Cary Kayama, acting captain for South Maui water safety officers, said the shark had caught its mouth in the net about 100 yards offshore. He said beachgoers watching the incident asked why the shark was being freed.
"The tourists were tripping out. "Why did you let it go?' I said because it was alive and it belongs in the ocean," Kayama recalled.
Water safety officers Zach Edlau and Rodrigo Caba responded first at about 10:30 a.m. Sunday after a tourist spotted a net and dead fish in 12 to 15 feet of water.
The officers immediately caught sight of the shark trapped in netting and with a hook in its mouth, and summoned Kayama. They decided to bring the net and shark onshore at Kamaole Beach Park I instead of trying to disentangle the animal in the water.
"It was just too dangerous" in the water, Kayama said.
Lifeguards pulled the net onshore and the shark offered little resistance, thrashing only after Kayama cut the net from the shark's mouth. The animal exhibited no exterior injuries, but when lifeguards tried to steer the shark into the ocean, it wouldn't move.
"I don't know why it didn't swim away, but maybe because it was tired," Kayama said.
Then, the water safety officers placed the animal on a rescue sled and used a personal watercraft to tow it about 500 yards offshore.
Caba drove the personal watercraft while Edlau held on to the shark by its tail. After freeing the shark, water safety officers patrolled the waters to ensure the animal didn't return to where people were swimming.
At no time did authorities clear swimmers from the ocean, Kayama said, although many came ashore at Kamaole Beach Park I to watch the action. The shark incident attracted about 100 onlookers, many taking photographs, he said.
"It was pretty exciting. We had a lot gathering around watching," he said.
Kayama said Sunday afternoon that he felt sure the waters were safe, but officials posted shark-sighting signs until sundown Sunday as a precaution.
Kayama said he had consulted with state Department of Land and Natural Resources officials, who had concurred that the shark should be returned to the ocean.
State Shark Task Force spokesman Randy Honebrink said in a phone interview from Honolulu that there didn't appear to be any reason to hold the tiger shark.
"I think putting it back into the ocean isn't creating a risk," he said.
Studies show that tiger sharks normally don't attack large prey like turtles or even human beings until the sharks grow to about 10 feet long, he said.

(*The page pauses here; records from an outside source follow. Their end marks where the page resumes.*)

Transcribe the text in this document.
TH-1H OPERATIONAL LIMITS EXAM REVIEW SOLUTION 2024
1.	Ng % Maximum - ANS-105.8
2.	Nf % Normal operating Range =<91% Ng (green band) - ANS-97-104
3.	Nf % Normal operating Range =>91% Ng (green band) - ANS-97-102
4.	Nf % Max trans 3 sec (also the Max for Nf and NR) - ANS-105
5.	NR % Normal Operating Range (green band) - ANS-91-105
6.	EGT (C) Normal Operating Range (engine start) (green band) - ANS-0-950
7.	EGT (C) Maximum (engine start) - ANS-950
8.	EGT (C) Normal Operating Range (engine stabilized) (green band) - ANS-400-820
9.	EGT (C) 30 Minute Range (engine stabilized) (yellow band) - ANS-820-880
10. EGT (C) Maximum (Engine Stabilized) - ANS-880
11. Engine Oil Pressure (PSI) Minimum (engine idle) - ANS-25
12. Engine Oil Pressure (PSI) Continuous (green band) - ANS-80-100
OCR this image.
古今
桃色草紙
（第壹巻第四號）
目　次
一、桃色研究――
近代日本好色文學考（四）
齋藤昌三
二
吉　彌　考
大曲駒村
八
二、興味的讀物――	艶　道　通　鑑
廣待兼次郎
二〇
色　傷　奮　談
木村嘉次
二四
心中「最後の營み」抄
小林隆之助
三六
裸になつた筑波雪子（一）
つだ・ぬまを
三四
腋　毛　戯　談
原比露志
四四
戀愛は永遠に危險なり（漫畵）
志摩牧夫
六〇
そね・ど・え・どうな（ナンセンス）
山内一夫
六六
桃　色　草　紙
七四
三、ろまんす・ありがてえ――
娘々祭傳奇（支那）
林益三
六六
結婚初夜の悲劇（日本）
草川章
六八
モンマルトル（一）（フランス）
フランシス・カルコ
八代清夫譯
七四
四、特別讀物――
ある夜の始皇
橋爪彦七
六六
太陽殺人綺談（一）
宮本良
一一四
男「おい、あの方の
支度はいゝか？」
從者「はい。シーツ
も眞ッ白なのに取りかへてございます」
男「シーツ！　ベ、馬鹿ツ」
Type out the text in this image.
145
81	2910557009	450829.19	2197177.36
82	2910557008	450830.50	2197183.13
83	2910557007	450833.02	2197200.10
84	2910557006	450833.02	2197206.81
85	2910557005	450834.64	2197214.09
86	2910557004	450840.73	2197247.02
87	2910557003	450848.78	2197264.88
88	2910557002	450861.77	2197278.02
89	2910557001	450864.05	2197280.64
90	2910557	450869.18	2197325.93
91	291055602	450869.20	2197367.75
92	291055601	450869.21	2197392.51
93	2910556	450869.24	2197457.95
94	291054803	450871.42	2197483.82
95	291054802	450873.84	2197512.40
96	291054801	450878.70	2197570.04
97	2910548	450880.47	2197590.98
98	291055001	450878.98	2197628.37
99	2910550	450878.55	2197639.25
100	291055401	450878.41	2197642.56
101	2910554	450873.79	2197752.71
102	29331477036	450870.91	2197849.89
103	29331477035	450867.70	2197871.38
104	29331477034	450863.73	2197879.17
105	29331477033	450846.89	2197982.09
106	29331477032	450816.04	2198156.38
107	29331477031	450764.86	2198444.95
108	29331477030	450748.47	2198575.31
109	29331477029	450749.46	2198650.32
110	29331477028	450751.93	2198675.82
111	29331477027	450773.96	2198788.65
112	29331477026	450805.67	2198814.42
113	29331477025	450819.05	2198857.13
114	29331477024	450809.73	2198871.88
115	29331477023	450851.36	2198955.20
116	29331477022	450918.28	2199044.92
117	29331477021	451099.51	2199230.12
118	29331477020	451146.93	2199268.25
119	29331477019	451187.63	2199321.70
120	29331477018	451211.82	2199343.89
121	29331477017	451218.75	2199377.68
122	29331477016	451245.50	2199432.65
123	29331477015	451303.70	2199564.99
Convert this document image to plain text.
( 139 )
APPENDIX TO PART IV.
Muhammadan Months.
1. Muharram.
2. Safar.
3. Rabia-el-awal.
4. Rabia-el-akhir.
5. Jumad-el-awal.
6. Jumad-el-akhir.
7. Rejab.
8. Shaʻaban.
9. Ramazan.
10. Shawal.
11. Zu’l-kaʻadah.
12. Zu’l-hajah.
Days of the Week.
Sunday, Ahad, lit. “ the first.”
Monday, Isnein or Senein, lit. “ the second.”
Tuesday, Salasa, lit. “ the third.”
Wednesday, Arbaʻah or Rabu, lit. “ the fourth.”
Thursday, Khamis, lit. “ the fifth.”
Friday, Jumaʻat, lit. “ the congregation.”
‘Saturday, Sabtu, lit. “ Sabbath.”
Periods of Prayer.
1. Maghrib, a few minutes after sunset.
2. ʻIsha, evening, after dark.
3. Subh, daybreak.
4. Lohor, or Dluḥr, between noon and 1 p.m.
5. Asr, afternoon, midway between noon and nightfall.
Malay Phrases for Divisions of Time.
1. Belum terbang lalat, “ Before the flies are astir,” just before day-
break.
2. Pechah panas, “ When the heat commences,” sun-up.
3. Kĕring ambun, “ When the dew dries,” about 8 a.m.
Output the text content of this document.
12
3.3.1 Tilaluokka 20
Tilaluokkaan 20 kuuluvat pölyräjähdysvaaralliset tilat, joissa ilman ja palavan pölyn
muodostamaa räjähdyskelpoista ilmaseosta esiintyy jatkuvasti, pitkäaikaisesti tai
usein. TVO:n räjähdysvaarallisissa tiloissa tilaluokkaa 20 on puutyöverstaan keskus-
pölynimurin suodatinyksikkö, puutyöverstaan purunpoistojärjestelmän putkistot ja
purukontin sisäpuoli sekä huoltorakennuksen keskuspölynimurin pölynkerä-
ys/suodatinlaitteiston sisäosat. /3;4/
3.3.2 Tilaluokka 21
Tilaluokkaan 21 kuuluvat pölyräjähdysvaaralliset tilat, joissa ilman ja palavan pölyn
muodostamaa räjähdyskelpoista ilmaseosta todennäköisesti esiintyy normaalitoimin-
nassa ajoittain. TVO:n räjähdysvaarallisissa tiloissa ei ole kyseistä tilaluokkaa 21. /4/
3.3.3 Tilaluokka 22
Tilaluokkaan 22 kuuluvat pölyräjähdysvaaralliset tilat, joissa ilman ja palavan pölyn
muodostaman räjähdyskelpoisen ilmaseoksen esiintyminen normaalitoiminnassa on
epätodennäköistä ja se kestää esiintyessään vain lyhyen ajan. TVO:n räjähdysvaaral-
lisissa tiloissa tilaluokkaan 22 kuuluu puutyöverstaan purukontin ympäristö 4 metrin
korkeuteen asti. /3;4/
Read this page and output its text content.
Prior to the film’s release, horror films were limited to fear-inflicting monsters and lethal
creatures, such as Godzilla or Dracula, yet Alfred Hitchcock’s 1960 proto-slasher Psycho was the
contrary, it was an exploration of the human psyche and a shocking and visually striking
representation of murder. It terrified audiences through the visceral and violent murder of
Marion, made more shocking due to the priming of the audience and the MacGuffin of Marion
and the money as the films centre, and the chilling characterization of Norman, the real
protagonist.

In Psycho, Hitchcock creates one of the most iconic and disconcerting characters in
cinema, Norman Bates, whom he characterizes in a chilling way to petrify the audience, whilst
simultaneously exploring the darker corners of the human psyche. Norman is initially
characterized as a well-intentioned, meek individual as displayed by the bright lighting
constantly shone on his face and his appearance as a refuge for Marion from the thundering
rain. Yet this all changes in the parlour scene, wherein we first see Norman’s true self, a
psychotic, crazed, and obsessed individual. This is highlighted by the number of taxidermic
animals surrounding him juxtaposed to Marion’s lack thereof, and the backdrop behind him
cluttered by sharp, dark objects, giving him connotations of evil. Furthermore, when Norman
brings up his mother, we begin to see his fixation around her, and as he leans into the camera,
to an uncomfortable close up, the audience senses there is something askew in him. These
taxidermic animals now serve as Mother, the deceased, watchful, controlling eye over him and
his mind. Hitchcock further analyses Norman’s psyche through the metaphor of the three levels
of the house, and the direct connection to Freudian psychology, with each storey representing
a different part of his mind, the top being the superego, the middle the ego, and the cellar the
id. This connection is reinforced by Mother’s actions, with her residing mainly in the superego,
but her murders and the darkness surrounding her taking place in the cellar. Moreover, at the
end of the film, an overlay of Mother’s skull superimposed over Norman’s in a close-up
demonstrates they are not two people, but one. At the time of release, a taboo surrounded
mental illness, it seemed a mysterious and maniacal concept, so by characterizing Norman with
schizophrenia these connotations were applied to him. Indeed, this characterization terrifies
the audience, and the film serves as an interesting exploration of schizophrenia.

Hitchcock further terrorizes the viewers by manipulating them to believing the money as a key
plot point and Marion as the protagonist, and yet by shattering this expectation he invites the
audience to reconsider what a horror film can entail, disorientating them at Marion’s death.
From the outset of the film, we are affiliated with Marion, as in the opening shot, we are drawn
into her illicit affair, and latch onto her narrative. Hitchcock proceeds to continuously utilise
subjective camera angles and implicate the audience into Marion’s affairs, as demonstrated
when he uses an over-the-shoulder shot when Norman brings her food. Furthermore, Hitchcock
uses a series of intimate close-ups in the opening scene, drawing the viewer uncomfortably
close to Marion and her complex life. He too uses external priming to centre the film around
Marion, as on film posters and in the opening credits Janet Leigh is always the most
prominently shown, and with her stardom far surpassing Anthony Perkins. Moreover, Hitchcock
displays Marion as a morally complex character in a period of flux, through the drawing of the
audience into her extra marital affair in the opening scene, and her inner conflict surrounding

Honebrink said he's never been involved in a case of a nonattacking tiger shark, as in the Kihei incident. Protocol has been established for dealing with Hawaii tiger sharks that have attacked only, he said.
Native Hawaiian cultural specialist Charles Kauluwehi Maxwell Sr. of Pukalani, a member of the state Shark Task Force, applauded the actions Sunday of water safety officers.
"I think that's terrific," he said.
In the early 1990s after a fatal shark attack off Olowalu, Maxwell had protested a state proposal to hunt down and kill tiger sharks. Killing tiger sharks goes against traditional beliefs of Native Hawaiians, who consider these animals to be aumakua, or ancestor spirits, he said.
Maxwell also mentioned Sunday a study on tiger sharks in Kaneohe Bay. Researchers found that sharks don't stick around after an attack, and the state Shark Task Force discussed these findings about a year ago, he said.
Kayama confirmed that no shark attack was reported Sunday and that he felt confident there was no threat after the tiger shark was released.